While Ben continues to be haunted by the brain, Annie has a religious conversion after visiting a shrine and seeing the eyes on a statue of “The God of 4 Faces” glow. She suddenly becomes “at peace” (completely complacent), throws out all of her make-up, becomes a vegetarian and refuses to have sex with her husband. Thinking she's under a spell, Ben goes to visit a white-haired old sorcerer (the director), who performs an exorcism that has Ben puking up brain matter. Things get even crazier once a reanimated 8-armed statue, a serene Buddha spirit (with a red Swastika painting on its chest!) and the sorcerer all combine forces in an effort to stop the Brain Devil, which eventually takes over Ben's body and turns him into a bloody, gloopy monster.

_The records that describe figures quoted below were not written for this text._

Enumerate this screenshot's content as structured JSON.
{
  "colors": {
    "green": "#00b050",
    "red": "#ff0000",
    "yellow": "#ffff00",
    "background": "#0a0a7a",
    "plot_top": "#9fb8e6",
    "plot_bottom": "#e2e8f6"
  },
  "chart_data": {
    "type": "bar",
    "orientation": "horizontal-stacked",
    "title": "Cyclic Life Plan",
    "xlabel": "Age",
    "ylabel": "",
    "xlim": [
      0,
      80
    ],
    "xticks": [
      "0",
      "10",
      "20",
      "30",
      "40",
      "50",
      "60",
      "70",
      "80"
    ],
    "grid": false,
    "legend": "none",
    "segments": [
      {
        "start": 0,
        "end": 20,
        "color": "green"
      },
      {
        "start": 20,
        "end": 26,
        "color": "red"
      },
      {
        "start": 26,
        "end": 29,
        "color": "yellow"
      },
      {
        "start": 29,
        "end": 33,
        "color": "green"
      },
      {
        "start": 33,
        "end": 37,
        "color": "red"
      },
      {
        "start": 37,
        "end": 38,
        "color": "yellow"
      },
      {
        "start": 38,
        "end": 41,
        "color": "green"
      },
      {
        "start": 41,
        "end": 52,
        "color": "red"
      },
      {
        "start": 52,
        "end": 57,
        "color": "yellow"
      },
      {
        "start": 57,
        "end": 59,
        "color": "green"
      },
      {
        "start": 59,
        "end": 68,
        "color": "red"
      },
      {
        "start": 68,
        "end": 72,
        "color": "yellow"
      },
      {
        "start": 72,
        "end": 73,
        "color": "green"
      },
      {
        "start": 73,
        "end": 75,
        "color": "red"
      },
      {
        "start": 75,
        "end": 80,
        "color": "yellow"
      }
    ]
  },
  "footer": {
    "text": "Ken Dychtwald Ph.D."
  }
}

This was released independently through the director's own fledgling company Lo's Films and appears to be their only release. You may be reminded of such later films as The Brain and Brain Damage while watching it, but it gets sillier and messier the longer it goes on. The disco song “Don't Let Go” (the same one Ed Harris dances to in Creepshow) is heard during a bar scene. It was never released in the U.S. and has only received VHS and VCD releases in Asia. The Thai release (the one I watched whose title translates to "Monster Brains") has burnt in English subtitles.